VII

Comme le cœur lui battait, lorsqu’il souleva le rideau !… Tout était bien en place. Voici les rois, l’étoile, les bergers, et la cabane où est Jésus sur de la paille !

Tout à coup (comment cela se fit-il, on n’a jamais su !) un jet de lumière éblouit l’enfant…

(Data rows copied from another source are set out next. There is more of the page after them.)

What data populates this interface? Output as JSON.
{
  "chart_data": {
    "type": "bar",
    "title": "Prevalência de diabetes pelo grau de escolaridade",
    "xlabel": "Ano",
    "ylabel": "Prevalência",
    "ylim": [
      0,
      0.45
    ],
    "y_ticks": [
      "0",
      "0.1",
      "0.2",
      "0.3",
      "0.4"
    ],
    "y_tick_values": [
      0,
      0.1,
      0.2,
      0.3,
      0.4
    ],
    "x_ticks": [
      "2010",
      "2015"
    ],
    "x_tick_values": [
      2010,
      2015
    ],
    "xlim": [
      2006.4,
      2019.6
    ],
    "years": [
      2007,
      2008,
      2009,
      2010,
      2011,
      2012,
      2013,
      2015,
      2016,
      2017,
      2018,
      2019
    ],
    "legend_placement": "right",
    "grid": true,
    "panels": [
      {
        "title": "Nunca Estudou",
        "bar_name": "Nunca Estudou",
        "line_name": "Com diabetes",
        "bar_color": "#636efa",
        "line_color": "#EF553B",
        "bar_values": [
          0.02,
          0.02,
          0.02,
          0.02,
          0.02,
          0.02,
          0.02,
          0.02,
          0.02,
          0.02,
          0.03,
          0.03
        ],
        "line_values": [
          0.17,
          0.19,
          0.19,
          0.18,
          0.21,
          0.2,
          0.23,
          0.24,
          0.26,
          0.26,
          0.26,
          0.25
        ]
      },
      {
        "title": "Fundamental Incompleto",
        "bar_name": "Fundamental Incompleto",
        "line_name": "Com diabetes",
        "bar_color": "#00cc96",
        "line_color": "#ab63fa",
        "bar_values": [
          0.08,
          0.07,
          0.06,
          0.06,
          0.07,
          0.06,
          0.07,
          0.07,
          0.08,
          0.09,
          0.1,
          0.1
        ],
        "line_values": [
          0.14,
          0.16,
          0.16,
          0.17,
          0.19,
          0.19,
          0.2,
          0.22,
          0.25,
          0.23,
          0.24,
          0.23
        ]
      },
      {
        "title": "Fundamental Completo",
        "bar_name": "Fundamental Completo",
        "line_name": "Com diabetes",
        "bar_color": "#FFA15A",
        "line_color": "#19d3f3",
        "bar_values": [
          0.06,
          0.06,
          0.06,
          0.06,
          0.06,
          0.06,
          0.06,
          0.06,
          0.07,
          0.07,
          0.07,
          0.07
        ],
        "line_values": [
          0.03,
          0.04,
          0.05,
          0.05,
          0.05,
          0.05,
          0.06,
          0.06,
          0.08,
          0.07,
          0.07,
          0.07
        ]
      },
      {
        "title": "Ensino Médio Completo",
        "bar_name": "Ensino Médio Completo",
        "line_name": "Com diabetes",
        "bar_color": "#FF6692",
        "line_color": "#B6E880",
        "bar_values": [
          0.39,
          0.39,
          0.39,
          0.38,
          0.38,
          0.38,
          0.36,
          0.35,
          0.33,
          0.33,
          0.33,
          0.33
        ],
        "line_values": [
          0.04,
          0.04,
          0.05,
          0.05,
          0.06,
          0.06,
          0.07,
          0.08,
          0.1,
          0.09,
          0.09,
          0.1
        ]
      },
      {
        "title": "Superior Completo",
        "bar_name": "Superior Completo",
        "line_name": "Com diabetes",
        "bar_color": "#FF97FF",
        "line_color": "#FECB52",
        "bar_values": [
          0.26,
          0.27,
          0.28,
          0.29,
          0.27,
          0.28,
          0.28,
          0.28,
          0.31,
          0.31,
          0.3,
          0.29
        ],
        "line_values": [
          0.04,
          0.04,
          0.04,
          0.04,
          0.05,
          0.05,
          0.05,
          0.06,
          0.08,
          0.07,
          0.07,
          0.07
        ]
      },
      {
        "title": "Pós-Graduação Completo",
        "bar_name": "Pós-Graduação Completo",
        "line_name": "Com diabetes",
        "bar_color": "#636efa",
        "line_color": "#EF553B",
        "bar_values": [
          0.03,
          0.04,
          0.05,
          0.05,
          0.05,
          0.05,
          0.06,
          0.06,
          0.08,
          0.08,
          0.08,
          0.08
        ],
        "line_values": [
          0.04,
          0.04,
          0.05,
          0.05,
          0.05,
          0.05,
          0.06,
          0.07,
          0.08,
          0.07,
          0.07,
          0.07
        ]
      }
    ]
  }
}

— Au feu ! au feu !… Maman ! au feu !

La crèche était en feu !… La cheminée tirait bien : en un clin d’œil le rideau eut flambé et laissa voir la crèche, le beau théâtre, avec ses personnages pauvres et riches, bergers et rois, qui brûlait !… Les forêts se tordaient en crépitant. Les fruits rouges des houx se tortillaient au bout des branchettes noires et tombaient dans les prairies sèches qui se mettaient à fumer. Les bruyères, qui avaient encore leurs fleurs violettes, jetaient des bouffées de flamme… on eût dit un incendie de poudrière !… La ficelle de Gabriel, léchée par la flamme, se rompit tout à coup — et Gabriel, la trompette en main, les deux ailes ouvertes, tomba lourdement sur un berger qui tomba sur un mouton — malheureusement, car le mouton étant plus dur que la mousse, le berger se rompit un bras, comme Gabriel s’était cassé une aile.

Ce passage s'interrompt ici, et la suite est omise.